Industry and State Intervenor-Respondents argued that the court lacked jurisdiction to hear some of the Environmental Petitioners’ challenges to the CSAPR-for-BART rule. (Hunton & Williams LLP argued on behalf of the intervenor-respondents.) First, those parties argued that the Environmental Petitioners’ challenge to EPA’s use of the presumptive BART limits in its better-than-BART analysis was time-barred under the CAA because EPA decided that issue in a 2006 rule, and the time for challenging EPA’s decision on that issue was long past. Second, because the Environmental Petitioners previously litigated the same issue before the Tenth Circuit, they were precluded from raising the issue again.

CAIR-for BART Arguments
Industry and State Petitioners focused their argument on the fact that EPA had on numerous occasions stated that CAIR’s emission reductions were permanent and enforceable and that EPA’s approval in 2014 of Connecticut’s CAIR-for-BART SIP demonstrated that EPA’s 2012 disapprovals of similar SIPs for other states was arbitrary. (Hunton & Williams LLP also argued on behalf of these petitioners.) Judge Williams noted that the difference between how EPA treated Connecticut and the other states was the “most dramatic” part of Industry and State Petitioners’ briefs. Those parties further emphasized that at the time EPA published its final action in July 2014 approving Connecticut’s CAIR-for-BART SIP, the Supreme Court had overturned the D.C. Circuit’s vacatur of CSAPR, and it was known that Connecticut would not be subject to CSAPR. Other states whose CAIR-for-BART SIPs were disapproved by EPA in 2012—well before the Supreme Court’s April 2014 decision—thus had, if anything, even stronger arguments for relying on CAIR emission reductions than Connecticut did.
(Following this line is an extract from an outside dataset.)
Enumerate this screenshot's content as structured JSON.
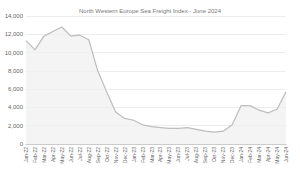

EPA focused its argument on “mootness,” explaining that CAIR-for-BART couldn’t offer any state regulatory relief because CAIR no longer exists. Judges Williams and Pillard asked, however, if there wasn’t the possibility of contingent relief if the court were to strike down CSAPR-for-BART. EPA maintained that CAIR’s status was determinative of this issue and appeared to suggest that CAIR’s emission reductions were only permanent and enforceable in states that became subject to CSAPR, a position that is at odds with EPA’s approval of Connecticut’s CAIR-for-BART SIP.

Environmental Intervenor-Respondents argued that the challenge to EPA’s disapprovals of CAIR-for-BART SIPs was moot for reasons similar to those advanced by EPA.

What Comes Next
A decision in these cases has been a long time in the making, and one might think we could expect a full judicial resolution soon. Although the court may well decide the case argued on November 16 in the next few months, the Environmental Petitioners already have filed a petition for review in the D.C. Circuit challenging EPA’s September 29, 2017, rule reaffirming its CSAPR-for-BART determination. The course of this newly filed case is unclear at this point. But it raises the prospect that litigation over issues surrounding the CSAPR-for-BART rule—and lingering uncertainty over whether CSAPR states and CSAPR-regulated electric generators will be able to continue to rely on that rule—may not be fully and finally resolved for some time.